Travelling through Europe can sometimes seem like ticking boxes on an endless list of ‘must-see’ sites and travel guide recommendations.
The pressure to see everything properly becomes even more stressful when faced with a limited weekend stay, or just a few hours in one city.
With so much incredible art to explore and history to learn, it can be difficult to feel that all art and history is entirely represented in the most famous spaces. It’s particularly pressing when entry to these spaces can leave you fighting through huge crowds or baulking at ticket prices.
Instead of succumbing to the pressure to do it all, it’s far better to settle for doing something new, and out of the ordinary. Be it finding a hidden gem tucked away on a street corner or venturing to a space that satisfies your niche interest in cultural phenomenon.
For the history buff: Dutch Resistance Museum, Amsterdam
The world wars are something that many budding historians will have poured over in history books and lectures alike. However, the story of the Dutch Resistance Movement in World War II is one which is often overlooked and underappreciated.
This captivating museum, situated in the Plantage neighbourhood of Amsterdam, takes you on an informative and emotional journey, uncovering the efforts of everyday Dutch resistance fighters.
In thoughtful, considered exhibitions, the Museum explores the various forms the resistance took against German occupation. From small acts of public rebellion, such as displaying postage stamps with the Queen’s face, to the artworks distributed as anti-German propaganda, the museum is a treasure trove of truly remarkable stories of resistance.
For the heartbroken: The Museum of Broken Relationships, Zagreb
In reflecting on our lives, and the relationships in it, it is very rare that we ever gain insight into what others truly feel, and the painful, private moments we all endure.
Enter: the Museum of Broken Relationships, in Zagreb, Croatia. Acting as both a physical and online space, the Museum seeks to relish in the pain and joy which can be found in past relationships, displacing mementos with personal, anonymous stories of heartbreak.
Rather than letting visitors wallow in self pity, the project is designed to dispel emotional collapse through creativity.
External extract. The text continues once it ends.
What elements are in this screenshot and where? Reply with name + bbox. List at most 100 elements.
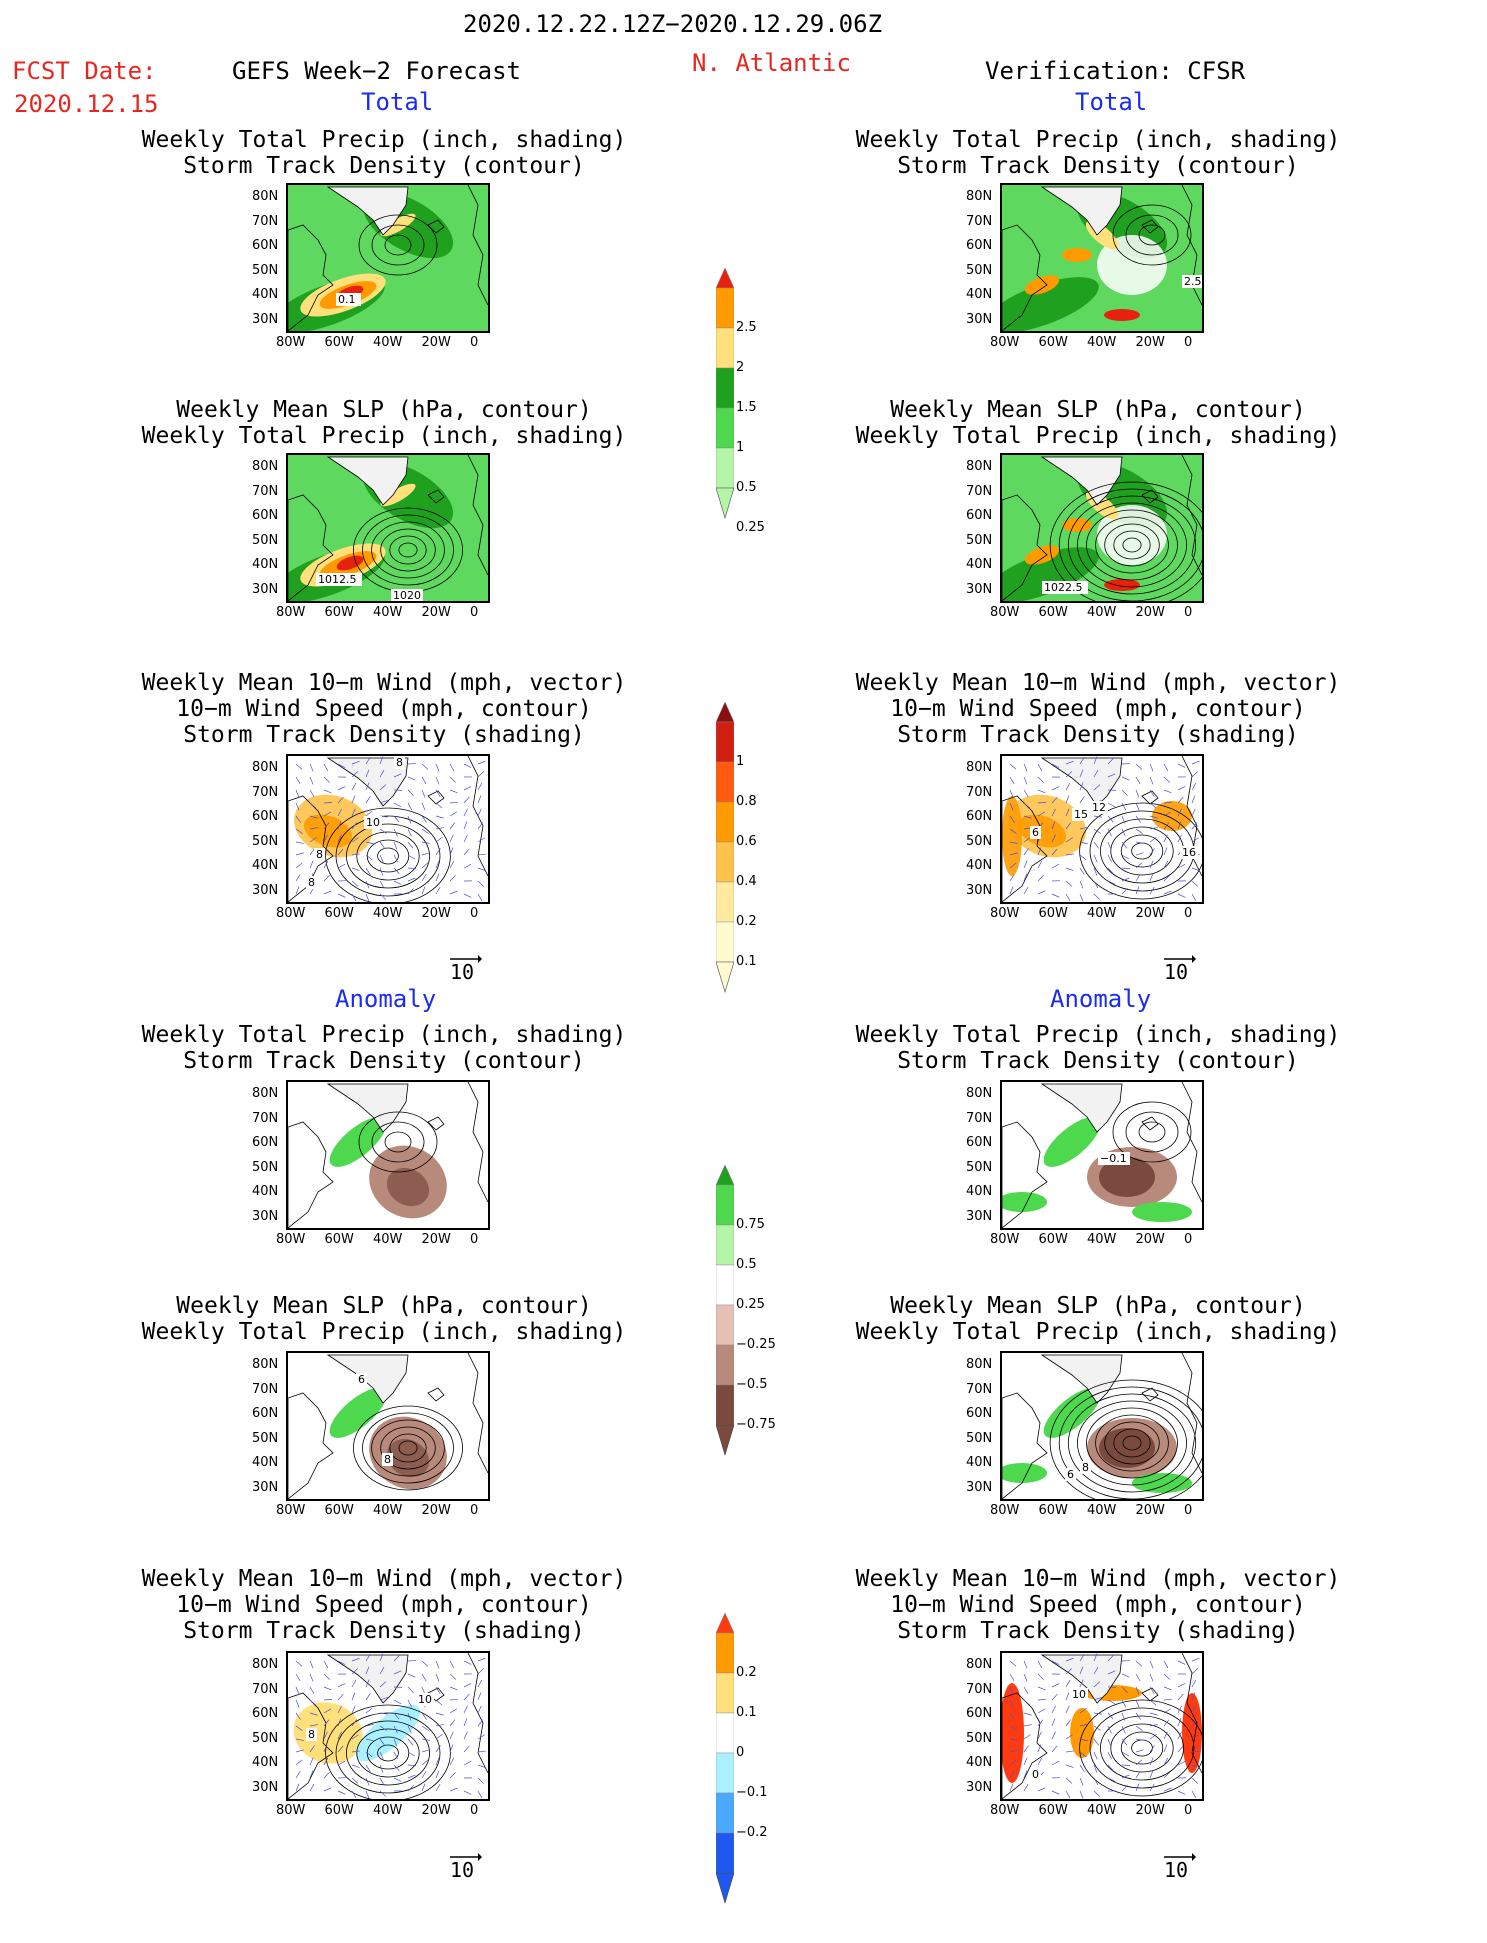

Although, if it all gets a bit too much, visitors can seek out comfort food in the ‘Brokenships Bistro’, which provides a seasonally crafted menu with local, organic ingredients.
If you want to experience the Museum of Broken Relationships from home, you can take a look at their online collection, which includes some rather strange reminders from past lovers.
For the architecture nerd: the Louis Vuitton Foundation, Paris
Designed by the legendary Frank Gehry, the Louis Vuitton Foundation should be on every architecture nerd’s bucket list of buildings.
In creating the Foundation, Gehry was determined to create a space which pushed the boundaries of what architecture could be. Inspired by the lightness of 19th century French glass architecture, and the clouds over the Jardin d’Acclimatation in Paris, the Foundation is a daring homage to Gehry’s vision.
Using 3,600 panels of curved glass, as well as 19,000 panels of reinforced concrete, the structure provides the perfect balance of light and form for the exhibitions it houses, creating a visually stunning experience throughout the Foundation.
For the fashionista: Museo del Traje, Madrid
A true hidden gem of the fashion world, the Museo del Traje in Madrid is a space dedicated to the majestic beauty of styles and garments of the past.
From the historic to the contemporary, each exhibition at the Museo del Traje shows the vast cultural and social evolution of fashion throughout Spain and the modern world. From the 18th Century majismo movement to iconic 20th Century designers, such as Coco Chanel and Cristóbal Balenciaga, the museum takes visitors on a remarkable journey through fashion’s most daring moments.
For the artist: Hamburger Bahnhof, Berlin
Despite it’s misleading location, this converted train station-turned-museum houses some of the best art collections in Europe.
After a radical reconstruction, the 18th Century station re-opened in 1996, and has since been filled with the extravagant collection of Dr. Erich Marx, a famed Berlin collector. The collection features giants of the art world, including works by the King of Pop Art himself, Andy Warhol, as well as the provocative German creative, Joseph Beuys.
The station was restored with the multimedia nature of contemporary art in mind, with the museum’s exhibitions encompassing a wide range of art forms. From daring installation work by Nam June Paik, to experimental works by the famed Marchel Duchamp, there is something here for every art fan!
For the theologian: the Vatican museums, Rome
High vaulted ceilings, intricately crafted tapestries and masterful renaissance paintings of iconic religious scenes, the Vatican Museums are every theologian’s dream. Although a fairly well-known site, the Vatican museums are host to many hidden gems, which often go unvisited.
Surprises in the collection include the aesthetic wonders found in the Gregorian Egyptian Museum, a vast realm dedicated to discoveries in Egyptology, as well as the sacred religious scriptures found in the Jewish Lapidarium.
If the Vatican museums aren’t within reach right now, you can view all seven sites in 360 degree view from the comfort of your computer, via their much-praised virtual tours.